一体なんだろうかこの知識は、銃もそうだが弓も撃った事が無い自分は構えることが出来る。
普通は初めて触った物は旨く扱う事は出来ないが、自分はその武器に対して必要な知識と構えを知っている。
しかし、知っていても足りないものがある。
『もう少し、力が足りない。』
それは経験や身体的な力が足りない事だった。
どれだけ体が知っていても、知識を知っていても、それに見合う経験や力がないと武器に振り回される破目になる。
『もう少し、力を入れろ。』
そう言われても、限界まで弓の弦を引っ張っている。
しかし、弦は少しだけ引っ張れるだけで矢を飛ばすには到底足りない。
たぶん、このまま矢を飛ばしたとしても途中で落ちるかあらぬ方向に飛ぶのが目に見えていた。
『今は無理なのか・・・。』
『強くなれ・・・。』
少し落胆したかのように声は言って、今まで気が付かなかったが闇の中にあった気配と共に消えていった。
「せめて・・・せめて、傷が癒えるまでユグシルに置いていけないのですか!?」
「良いだろう!だがしかし、傷が癒えしだい速攻で出て行ってもらう!」
「ありがとございます。」
「ふん!もう、これ以上その件での話は無しだ!」
目が覚めると野太い声の男性とソプラノが効いた女性が言い争っている声が聞こえ、起きたばかりの頭が段々と覚醒してきて見ると自分はどこか知らないベットで寝ていた。

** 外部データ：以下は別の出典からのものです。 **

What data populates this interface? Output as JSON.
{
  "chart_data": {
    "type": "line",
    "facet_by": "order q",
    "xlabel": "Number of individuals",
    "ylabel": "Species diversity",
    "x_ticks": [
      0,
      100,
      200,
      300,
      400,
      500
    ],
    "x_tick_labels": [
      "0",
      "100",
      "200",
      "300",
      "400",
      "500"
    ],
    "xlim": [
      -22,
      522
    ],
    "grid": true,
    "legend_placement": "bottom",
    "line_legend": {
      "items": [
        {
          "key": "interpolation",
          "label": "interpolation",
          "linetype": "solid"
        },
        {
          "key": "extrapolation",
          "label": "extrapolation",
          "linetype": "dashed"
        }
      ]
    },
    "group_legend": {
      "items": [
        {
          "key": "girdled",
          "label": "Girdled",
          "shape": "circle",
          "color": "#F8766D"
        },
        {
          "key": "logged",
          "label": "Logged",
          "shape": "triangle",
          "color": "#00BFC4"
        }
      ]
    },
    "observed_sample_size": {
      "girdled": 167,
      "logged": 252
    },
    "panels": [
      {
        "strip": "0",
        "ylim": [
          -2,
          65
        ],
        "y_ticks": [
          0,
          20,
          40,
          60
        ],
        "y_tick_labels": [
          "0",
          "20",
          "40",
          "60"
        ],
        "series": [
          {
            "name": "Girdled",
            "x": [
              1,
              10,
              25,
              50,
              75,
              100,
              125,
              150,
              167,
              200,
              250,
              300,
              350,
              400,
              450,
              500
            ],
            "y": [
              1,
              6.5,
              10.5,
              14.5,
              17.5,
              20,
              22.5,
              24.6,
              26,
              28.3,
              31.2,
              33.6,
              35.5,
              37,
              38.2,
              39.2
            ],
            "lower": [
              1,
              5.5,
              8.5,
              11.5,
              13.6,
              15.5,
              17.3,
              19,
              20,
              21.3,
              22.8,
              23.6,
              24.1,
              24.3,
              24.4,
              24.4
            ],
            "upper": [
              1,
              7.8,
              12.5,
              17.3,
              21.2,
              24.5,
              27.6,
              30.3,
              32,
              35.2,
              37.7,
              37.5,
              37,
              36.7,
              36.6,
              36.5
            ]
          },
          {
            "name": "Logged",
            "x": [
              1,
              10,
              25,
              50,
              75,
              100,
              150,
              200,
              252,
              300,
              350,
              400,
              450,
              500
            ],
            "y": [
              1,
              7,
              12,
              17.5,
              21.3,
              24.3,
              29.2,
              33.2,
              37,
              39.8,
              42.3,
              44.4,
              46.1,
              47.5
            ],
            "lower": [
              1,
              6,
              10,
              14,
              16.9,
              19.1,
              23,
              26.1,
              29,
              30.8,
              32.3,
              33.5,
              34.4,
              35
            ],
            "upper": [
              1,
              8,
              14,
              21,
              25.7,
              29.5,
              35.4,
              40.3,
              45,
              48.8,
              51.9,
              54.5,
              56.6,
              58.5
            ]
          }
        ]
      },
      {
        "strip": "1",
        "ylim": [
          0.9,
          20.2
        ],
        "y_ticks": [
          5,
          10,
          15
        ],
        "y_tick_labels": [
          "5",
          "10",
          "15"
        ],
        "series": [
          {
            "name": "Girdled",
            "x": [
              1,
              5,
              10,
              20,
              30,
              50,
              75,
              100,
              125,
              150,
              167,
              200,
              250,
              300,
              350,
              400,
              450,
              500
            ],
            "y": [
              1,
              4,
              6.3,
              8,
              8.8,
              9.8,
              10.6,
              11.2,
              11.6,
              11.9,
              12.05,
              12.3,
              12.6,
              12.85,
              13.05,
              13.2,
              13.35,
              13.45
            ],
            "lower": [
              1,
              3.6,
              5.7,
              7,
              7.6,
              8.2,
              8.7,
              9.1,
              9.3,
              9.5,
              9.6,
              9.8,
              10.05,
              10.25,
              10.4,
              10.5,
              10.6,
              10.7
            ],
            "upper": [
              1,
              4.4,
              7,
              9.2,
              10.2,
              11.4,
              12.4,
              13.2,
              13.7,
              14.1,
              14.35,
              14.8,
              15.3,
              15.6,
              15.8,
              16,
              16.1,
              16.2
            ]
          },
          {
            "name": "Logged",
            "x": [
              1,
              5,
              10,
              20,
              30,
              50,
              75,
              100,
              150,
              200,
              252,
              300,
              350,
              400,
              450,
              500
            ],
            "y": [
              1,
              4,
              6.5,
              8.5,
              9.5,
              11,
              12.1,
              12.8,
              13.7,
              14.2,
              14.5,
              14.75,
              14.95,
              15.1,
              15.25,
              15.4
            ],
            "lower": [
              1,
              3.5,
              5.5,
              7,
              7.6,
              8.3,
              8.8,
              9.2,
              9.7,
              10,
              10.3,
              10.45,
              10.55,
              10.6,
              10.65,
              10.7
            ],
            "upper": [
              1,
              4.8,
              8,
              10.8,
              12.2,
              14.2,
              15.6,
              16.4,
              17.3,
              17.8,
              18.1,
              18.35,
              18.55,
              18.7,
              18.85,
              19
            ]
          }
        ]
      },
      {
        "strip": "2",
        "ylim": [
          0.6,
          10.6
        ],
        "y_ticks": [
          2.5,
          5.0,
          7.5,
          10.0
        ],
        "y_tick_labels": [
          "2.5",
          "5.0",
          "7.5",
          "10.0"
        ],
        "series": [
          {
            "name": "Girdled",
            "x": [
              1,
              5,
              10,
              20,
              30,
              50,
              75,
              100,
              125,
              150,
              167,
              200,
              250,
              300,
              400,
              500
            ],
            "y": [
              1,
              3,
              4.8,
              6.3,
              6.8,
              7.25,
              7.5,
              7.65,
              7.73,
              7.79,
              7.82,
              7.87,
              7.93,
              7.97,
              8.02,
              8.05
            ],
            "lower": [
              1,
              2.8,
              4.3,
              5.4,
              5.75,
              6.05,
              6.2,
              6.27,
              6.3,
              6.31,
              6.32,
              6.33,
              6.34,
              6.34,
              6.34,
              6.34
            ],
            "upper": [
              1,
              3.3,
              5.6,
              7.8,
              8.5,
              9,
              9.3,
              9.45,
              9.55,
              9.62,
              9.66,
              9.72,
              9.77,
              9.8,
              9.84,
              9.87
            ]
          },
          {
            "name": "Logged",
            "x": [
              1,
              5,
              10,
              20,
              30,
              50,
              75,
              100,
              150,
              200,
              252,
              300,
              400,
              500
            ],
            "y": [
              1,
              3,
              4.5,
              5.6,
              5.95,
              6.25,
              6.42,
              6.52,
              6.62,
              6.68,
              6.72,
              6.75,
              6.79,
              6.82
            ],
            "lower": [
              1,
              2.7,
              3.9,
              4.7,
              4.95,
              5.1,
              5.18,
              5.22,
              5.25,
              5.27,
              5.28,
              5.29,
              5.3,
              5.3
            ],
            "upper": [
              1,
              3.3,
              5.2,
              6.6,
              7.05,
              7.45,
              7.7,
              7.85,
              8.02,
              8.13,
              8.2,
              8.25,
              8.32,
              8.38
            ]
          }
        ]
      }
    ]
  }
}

体中が痛く、特に怪我した肩とわき腹が痛むが、何とか上半身を起こして音のした方向を見た。
「あっ、あの・・・?」
「目覚めましたか、人間さん?」
ソプラノボイスの声の主であろう金髪の女性が自分に優しく声を掛けると、野太い声の主であろう体格の良い男性はドアの方向に向かっていった。
「・・・また来る。」
「兄さん、気をつけて。」
「ふん!」
そう言って、彼はドアの外に行ってしまった。
自分は状況が掴めず、周りを見渡して情報を集めたが、昔見た壮大な映画のロケ地みたいな、洋風の古めかしい家の中だと言う位しか解らなかった。
「此処は?」
「ユグシル村よ、人間さん。」
せっかく目の前の綺麗な女性に答えて貰ったが、自分はそれよりも気になった事があり聞き返してしまった。
「えっ?」
「だから、ユグシル村よ。」
場所は分かったけど、そんな事より驚きの方が大きかった。
彼女の耳はどう見ても、エルフの耳でした。